"When we talk about Transformations, we talk about the starting point, the beginning of the road back to what each person considers to be essential. The origin of these sessions aims to pin down our intentions to what is strictly necessary. It looks at the source of concepts and emotions that we know and feel." says Jorge Vidal, Director Foros ESARQ 2014. "The literal meaning of the word transform is to “change from one form to another”. Architects create form, and the processes through which changes, adjustments, variations, developments and transgressions take place. Taking into account all these aspects together with their degree of importance, their involvement in the territory, the landscape, the city, housing, what already exists and so forth. This reflection has become an important effort to undertake in our times, because of the general over-saturation o f everything around us."
Opens the series “Foros Esarq 2014: Transformations” the architect and urban planner Pietro Laureano, UNESCO consultant, expert in arid regions and traditional planning techniques.

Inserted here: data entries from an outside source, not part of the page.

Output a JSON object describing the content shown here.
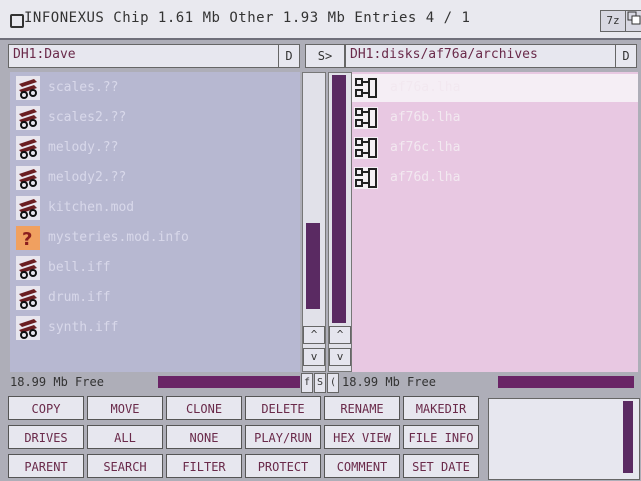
{
  "window": {
    "title": "INFONEXUS Chip 1.61 Mb Other 1.93 Mb Entries 4 / 1",
    "zoom_label": "7z"
  },
  "left_panel": {
    "path": "DH1:Dave",
    "device_button": "D",
    "free": "18.99 Mb Free",
    "files": [
      {
        "name": "scales.??",
        "icon": "sound-file-icon"
      },
      {
        "name": "scales2.??",
        "icon": "sound-file-icon"
      },
      {
        "name": "melody.??",
        "icon": "sound-file-icon"
      },
      {
        "name": "melody2.??",
        "icon": "sound-file-icon"
      },
      {
        "name": "kitchen.mod",
        "icon": "sound-file-icon"
      },
      {
        "name": "mysteries.mod.info",
        "icon": "unknown-file-icon"
      },
      {
        "name": "bell.iff",
        "icon": "sound-file-icon"
      },
      {
        "name": "drum.iff",
        "icon": "sound-file-icon"
      },
      {
        "name": "synth.iff",
        "icon": "sound-file-icon"
      }
    ]
  },
  "middle": {
    "swap_button": "S>",
    "up_arrow": "^",
    "down_arrow": "v",
    "f_label": "f",
    "s_label": "S",
    "c_label": "("
  },
  "right_panel": {
    "path": "DH1:disks/af76a/archives",
    "device_button": "D",
    "free": "18.99 Mb Free",
    "files": [
      {
        "name": "af76a.lha",
        "icon": "archive-icon",
        "selected": true
      },
      {
        "name": "af76b.lha",
        "icon": "archive-icon",
        "selected": false
      },
      {
        "name": "af76c.lha",
        "icon": "archive-icon",
        "selected": false
      },
      {
        "name": "af76d.lha",
        "icon": "archive-icon",
        "selected": false
      }
    ]
  },
  "buttons": [
    [
      "COPY",
      "MOVE",
      "CLONE",
      "DELETE",
      "RENAME",
      "MAKEDIR"
    ],
    [
      "DRIVES",
      "ALL",
      "NONE",
      "PLAY/RUN",
      "HEX VIEW",
      "FILE INFO"
    ],
    [
      "PARENT",
      "SEARCH",
      "FILTER",
      "PROTECT",
      "COMMENT",
      "SET DATE"
    ]
  ],
  "colors": {
    "left_pane_bg": "#b7b8d1",
    "right_pane_bg": "#e8c8e2",
    "scroll_knob": "#5a2a62",
    "button_text": "#6a2a4a"
  }
}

An oasis can be restored by the human hand or retrieve ancient techniques of water harvesting systems, the Italian architect Pietro Laureano invites us into a sustainable architecture that is allied with the landscape even when it seems the most hostile.
Lecture.- "Eco mimicry, the architecture of the fusion: design with Traditional Knowledge".
Venue.- Escuela Técnica Superior de Arquitectura de la Universitat Internacional de Catalunya (ESARQ-UIC) Aula Magna -C/ Immaculada, 22, 08017 Barcelona.
Date.- Monday, February 3, 2014 - 7.00 pm.
Pietro Laureano, an architect and urban planner, is a UNESCO consultant for arid regions, water management, Islamic civilization and endangered ecosystems. He lived eight years in the Sahara, engaged in the study and restoration of oases in Algeria. In numerous essays and books published since the late 1980s, he has demonstrated that oases are the result of human ingenuity, and that they represent a heritage of technical knowledge to combat aridity and a model of sustainable management for the entire planet.
He has coordinated and managed projects based on the recovery of the ancient techniques of water harvesting systems with various international organizations throughout the Mediterranean, and in Yemen, Mauritania and Ethiopia. In particular, he has rebuilt the water systems of Petra, in Jordan, contributing to the UNESCO plan for ‘Greater Petra’, and restored canals and drainage systems in the monolithic town of Lalibela, Ethiopia, as team leader of the UNESCO and World Monument Fund (WMF) projects.
He is founder and coordinator of Ipogea, Centre for Studies on Traditional Knowledge, a non-profit organization based in Florence and Matera that carries out projects to preserve landscape through the use of ancient systems such as dry stone terraces, water harvesting cisterns and catchment tunnels.
He is part of the work group responsible for drafting the new UNESCO Landscape Convention. As Italian representative on the Technical-Scientific Committee of the United Nations Convention to Combat Desertification (UNCCD), and as Chairman of the Panel for Traditional Knowledge, he has promoted the creation of a World Bank of Traditional Knowledge and its Innovative Use (www.tkwb.org). This initiative is being pursued with UNESCO through the creation of the International Traditional Knowledge Institute (ITKI), based in Florence, which will have a decisive role in shaping the new Landscape Convention.